Ainda assim, muita coisa mudou nesses 17 anos. De lá para cá, vivenciei rupturas e acumulei perdas afetivas que me fizeram questionar se eu estaria realmente fazendo a coisa certa. Fui criticada por quem achava que eu deveria me adequar às suas expectativas do que deveria ser uma mulher, mas aprendi que crítica não mata nem tira pedaço.

Tomei, portanto, coragem e resolvi viajar. Vivi coisas novas, me interessei pela obra de outros autores, alguns dos meus projetos fracassaram, outros foram razoavelmente bem sucedidos. Nem sempre as coisas saíram conforme o planejado, mas sobrevivi. O que realmente importa é que, em momento algum, eu me vi arrependida de exercer o protagonismo da minha própria vida.

Ainda relendo "Os Mandarins" durante o final de semana, cheguei a um ponto do livro que me chamou a atenção. Depois de muita hesitação, a protagonista, Anne Dubreuilh, finalmente decide aceitar o convite para participar de uma conferência e passar uma temporada de trabalho nos Estados Unidos.

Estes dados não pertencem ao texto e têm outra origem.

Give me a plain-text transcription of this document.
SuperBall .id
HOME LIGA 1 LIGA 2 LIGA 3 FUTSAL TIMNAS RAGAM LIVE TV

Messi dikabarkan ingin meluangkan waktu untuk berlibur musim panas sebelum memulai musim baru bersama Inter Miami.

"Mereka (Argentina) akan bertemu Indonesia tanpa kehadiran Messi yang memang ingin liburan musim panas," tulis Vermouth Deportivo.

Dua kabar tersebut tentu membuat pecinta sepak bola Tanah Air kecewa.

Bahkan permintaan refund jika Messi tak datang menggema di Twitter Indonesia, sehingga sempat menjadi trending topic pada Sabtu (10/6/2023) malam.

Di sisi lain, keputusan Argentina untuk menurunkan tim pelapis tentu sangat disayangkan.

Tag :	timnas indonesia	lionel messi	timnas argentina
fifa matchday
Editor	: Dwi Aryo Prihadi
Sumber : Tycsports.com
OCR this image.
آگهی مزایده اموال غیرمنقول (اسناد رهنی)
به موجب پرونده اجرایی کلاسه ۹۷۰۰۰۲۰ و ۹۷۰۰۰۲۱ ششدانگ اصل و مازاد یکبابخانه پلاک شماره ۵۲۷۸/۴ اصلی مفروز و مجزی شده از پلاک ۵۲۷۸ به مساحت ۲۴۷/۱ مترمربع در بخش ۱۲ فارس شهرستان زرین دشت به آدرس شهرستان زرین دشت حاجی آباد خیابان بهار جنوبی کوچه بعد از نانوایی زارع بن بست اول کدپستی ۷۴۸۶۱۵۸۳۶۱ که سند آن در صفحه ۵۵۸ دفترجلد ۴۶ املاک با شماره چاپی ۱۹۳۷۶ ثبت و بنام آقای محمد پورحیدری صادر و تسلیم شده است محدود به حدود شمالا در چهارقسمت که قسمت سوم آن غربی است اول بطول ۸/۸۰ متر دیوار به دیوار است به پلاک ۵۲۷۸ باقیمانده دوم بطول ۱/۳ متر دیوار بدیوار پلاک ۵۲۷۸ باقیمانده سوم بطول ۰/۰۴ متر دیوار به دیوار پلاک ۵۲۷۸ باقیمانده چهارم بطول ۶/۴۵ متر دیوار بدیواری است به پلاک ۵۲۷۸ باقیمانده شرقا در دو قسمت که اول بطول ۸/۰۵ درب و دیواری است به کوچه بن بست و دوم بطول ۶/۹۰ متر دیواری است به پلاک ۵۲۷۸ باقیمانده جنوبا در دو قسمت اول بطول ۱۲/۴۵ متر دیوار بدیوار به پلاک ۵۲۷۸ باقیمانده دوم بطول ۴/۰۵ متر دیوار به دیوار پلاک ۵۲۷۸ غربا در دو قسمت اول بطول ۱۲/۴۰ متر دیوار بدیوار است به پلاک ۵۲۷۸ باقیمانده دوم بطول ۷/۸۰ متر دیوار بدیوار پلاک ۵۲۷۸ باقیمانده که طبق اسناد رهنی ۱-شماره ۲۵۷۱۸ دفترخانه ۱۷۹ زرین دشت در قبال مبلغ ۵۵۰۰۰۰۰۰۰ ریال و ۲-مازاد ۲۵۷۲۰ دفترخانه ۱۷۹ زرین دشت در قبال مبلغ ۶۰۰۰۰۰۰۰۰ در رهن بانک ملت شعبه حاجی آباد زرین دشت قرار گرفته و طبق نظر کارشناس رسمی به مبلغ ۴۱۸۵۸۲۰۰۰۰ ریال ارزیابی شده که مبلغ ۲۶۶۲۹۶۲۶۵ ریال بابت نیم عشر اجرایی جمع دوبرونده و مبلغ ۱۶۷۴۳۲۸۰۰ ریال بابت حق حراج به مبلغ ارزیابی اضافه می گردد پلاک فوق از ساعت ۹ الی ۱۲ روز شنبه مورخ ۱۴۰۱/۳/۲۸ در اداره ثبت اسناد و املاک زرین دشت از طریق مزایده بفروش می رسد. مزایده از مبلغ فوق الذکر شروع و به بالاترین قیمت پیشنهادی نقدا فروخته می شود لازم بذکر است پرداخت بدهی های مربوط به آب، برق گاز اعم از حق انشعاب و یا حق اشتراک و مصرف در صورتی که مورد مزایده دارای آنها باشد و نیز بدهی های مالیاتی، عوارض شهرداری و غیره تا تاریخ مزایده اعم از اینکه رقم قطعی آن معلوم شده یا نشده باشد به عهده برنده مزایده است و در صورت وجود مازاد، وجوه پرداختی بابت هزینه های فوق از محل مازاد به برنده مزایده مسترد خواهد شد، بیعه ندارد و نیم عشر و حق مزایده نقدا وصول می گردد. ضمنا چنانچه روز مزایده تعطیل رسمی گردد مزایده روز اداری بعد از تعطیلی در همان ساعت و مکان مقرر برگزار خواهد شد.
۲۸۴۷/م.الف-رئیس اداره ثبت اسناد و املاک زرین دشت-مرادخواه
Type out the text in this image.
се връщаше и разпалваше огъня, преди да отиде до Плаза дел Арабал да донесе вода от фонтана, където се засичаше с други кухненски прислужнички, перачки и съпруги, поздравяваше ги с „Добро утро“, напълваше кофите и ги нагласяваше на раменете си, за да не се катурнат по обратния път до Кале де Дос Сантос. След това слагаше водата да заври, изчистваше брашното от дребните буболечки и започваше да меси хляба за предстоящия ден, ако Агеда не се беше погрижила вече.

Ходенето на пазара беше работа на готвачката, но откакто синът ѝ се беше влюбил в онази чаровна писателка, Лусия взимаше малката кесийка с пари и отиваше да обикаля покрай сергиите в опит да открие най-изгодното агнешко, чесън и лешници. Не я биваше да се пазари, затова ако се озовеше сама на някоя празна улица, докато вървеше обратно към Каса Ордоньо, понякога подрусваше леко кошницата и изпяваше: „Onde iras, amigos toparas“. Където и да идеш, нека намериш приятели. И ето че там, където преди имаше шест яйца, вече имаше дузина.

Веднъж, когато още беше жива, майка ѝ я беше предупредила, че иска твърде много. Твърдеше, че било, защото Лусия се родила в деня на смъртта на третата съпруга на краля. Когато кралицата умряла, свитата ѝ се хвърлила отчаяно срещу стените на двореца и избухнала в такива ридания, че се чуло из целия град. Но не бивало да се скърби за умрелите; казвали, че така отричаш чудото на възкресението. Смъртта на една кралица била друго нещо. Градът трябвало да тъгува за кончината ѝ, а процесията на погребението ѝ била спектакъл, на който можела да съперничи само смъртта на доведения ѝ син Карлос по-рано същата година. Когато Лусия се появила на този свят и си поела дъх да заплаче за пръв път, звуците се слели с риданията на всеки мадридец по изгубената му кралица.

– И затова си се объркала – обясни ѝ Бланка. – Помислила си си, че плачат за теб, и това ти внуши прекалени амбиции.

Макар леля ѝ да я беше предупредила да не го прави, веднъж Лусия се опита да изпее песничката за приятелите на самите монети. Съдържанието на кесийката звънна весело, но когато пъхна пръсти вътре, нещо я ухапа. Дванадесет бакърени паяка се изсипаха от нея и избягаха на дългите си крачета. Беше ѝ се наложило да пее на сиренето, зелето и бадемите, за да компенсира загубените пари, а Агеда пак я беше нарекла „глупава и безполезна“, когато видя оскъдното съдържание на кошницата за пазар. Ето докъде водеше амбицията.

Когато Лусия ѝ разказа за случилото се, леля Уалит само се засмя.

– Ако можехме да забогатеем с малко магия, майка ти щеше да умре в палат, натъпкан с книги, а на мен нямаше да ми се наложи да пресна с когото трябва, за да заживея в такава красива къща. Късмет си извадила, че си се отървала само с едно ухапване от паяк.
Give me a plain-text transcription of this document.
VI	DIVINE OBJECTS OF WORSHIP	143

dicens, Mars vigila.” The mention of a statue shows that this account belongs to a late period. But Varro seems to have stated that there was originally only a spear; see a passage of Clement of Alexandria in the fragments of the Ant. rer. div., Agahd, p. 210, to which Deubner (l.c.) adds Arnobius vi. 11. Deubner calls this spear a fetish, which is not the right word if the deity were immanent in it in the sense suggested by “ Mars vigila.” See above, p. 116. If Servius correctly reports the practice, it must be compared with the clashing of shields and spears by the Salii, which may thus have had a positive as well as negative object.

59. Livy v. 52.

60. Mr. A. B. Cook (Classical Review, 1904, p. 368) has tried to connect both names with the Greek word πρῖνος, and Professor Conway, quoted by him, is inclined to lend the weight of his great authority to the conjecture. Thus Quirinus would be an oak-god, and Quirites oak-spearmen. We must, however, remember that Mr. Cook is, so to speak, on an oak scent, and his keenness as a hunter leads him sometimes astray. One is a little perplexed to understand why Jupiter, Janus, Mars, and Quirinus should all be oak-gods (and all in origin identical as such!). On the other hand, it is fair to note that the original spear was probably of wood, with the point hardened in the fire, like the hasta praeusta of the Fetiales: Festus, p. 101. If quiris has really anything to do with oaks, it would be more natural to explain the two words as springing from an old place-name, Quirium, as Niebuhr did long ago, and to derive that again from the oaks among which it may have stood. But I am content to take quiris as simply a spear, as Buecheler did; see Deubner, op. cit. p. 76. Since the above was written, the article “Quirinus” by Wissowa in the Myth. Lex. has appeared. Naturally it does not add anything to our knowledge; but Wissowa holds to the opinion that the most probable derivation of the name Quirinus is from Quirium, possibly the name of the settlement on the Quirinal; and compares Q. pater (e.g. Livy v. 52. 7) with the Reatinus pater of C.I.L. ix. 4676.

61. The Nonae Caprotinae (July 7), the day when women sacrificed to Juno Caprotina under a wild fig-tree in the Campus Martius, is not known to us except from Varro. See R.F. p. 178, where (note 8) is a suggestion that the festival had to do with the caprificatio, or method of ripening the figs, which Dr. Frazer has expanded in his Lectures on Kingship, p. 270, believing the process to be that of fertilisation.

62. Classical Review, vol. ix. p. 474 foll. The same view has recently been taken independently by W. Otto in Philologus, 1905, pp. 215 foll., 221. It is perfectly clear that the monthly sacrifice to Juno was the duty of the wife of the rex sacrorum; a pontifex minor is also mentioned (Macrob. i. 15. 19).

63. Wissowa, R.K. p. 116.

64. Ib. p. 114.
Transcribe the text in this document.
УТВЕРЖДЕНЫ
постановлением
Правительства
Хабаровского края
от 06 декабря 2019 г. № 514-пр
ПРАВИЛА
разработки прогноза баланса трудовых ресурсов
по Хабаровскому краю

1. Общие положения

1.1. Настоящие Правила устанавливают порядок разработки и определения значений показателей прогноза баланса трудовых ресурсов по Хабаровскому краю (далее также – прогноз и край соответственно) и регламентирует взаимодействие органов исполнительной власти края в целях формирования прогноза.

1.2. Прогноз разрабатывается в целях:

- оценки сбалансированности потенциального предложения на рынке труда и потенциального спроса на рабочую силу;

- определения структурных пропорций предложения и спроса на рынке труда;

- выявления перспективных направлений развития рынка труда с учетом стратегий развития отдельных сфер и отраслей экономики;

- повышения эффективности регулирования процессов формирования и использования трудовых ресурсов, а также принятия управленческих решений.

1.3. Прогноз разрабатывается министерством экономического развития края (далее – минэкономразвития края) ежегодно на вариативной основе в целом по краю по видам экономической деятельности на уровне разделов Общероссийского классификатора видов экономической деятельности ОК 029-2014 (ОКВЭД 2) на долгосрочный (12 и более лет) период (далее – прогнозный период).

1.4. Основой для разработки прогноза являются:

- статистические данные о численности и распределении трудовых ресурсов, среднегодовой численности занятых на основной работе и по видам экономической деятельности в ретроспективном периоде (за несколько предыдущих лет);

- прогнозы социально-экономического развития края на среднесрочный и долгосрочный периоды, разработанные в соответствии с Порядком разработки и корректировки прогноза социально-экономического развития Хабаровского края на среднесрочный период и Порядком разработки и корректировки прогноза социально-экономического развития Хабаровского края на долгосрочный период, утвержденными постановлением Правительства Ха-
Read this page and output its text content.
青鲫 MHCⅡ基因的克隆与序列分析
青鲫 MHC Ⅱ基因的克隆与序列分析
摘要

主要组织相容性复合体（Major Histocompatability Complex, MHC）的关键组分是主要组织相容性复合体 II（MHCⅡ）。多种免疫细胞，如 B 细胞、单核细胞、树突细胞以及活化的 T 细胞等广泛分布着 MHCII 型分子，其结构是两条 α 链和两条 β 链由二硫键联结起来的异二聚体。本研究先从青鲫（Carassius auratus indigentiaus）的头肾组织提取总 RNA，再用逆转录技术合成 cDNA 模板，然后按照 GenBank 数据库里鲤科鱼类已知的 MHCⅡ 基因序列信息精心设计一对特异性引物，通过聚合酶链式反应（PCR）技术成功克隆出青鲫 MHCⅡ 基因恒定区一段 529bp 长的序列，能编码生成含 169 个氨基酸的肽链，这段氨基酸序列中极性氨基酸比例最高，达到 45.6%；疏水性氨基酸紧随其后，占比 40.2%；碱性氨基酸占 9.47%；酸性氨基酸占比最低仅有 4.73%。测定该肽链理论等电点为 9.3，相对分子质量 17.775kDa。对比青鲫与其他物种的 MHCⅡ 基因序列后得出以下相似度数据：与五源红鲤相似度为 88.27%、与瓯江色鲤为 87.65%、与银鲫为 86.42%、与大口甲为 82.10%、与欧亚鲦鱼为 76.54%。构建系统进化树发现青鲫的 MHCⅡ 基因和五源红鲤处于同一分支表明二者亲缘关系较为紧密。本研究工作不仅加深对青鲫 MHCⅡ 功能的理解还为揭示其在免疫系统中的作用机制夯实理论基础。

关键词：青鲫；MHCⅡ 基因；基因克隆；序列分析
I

Aos 39, casada com um homem 20 anos mais velho que ela e mãe de uma adolescente, Anne questiona a experiência da guerra, a própria idade e o seu lugar na vida das pessoas. Será mesmo que todos ficarão bem na sua ausência? Aos poucos, ela então percebe que não faz sentido algum pensar dessa maneira, tentando se agarrar aos outros para justificar o seu receio de exercer a liberdade: "Sobreviver, afinal de contas, é recomeçar sem cessar a viver".

Acho que era exatamente isso que eu precisava escutar neste começo de ano. Assim, deixo aqui a sugestão para que os leitores também redescubram "Os Mandarins" e, quem sabe, se deixem contagiar pela fome de liberdade de Simone de Beauvoir.